The Steve Ditko Comics Weblog has recently finished reprinting all the Ditko stories that are in the public domain. Looking through these, I found one with a distinctly Fortean theme, called “Giant from the Unknown”. This is a seven-page story that originally appeared in 1958, and begins with a farmer unearthing an apparently petrified giant while digging in a field. He calls in the archaeological experts, but as can be seen in the excerpt below, they assume it’s a hoax along the lines of the Cardiff Giant: “Back in the 1800s a farmer was digging a well near Cardiff, New York... claimed he found a giant petrified. It was no giant nor an ancient statue either. It was a fake. A fake that fooled a lot of scientists but made a lot of money for the farmer who let people see it for a price!”
[If you want to read Ditko’s story in full, you might want to read it now because I’m going to give away the ending on the other side of the picture...]

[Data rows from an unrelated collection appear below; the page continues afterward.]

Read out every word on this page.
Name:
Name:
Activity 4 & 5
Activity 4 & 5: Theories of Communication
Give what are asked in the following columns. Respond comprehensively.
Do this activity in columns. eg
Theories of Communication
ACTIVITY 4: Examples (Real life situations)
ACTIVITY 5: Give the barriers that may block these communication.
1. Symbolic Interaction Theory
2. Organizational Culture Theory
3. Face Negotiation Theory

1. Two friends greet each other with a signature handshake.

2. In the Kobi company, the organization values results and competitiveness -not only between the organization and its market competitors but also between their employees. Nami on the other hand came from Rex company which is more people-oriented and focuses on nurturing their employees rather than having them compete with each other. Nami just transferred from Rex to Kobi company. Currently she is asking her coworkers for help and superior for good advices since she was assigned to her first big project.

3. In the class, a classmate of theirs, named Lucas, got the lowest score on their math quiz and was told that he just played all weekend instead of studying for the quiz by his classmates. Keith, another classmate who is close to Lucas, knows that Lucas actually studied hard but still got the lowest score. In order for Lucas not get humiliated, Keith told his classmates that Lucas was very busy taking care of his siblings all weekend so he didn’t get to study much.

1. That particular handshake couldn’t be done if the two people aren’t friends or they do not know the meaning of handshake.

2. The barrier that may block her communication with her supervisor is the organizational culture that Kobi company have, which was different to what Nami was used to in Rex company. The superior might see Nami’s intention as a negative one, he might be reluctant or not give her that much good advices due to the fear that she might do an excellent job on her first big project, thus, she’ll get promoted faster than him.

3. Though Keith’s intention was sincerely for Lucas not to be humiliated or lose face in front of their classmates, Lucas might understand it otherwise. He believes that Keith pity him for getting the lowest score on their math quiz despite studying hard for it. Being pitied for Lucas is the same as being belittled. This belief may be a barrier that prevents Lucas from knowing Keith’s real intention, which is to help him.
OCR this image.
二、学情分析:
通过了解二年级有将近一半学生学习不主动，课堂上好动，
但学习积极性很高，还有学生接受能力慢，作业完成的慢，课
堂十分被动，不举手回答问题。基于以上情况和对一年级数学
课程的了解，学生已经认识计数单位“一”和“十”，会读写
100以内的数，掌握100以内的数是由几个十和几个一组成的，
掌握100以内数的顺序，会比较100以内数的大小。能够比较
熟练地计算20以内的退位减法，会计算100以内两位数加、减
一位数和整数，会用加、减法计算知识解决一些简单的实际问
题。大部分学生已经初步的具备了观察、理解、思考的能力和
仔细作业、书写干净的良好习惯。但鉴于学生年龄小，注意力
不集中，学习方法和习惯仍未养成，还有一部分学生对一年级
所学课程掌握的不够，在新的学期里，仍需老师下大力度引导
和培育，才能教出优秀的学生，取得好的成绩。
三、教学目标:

Needless to say, the giant in the story isn’t a hoax but a real creature, in a state of suspended animation, “from a wonderful civilization in the distant past”. While this ending might seem perfectly logical and satisfying to those of us who were raised on a diet of Ditko weirdness, it has to be admitted that it’s a rather bizarre idea in the context of 1950s science fiction. When people think of digging up proto-humans from the distant past they think in terms of ape-like hominid skeletons, not smooth-skinned giants with “intricate electronic material like transistors or something”. However, the idea does have a precedent in the esoteric writings of people like Madame Blavatsky and William Scott-Elliot in the late 19th century -- who imagined that the lost continent of Atlantis was populated by a highly advanced race of giants much like the one in Ditko’s story.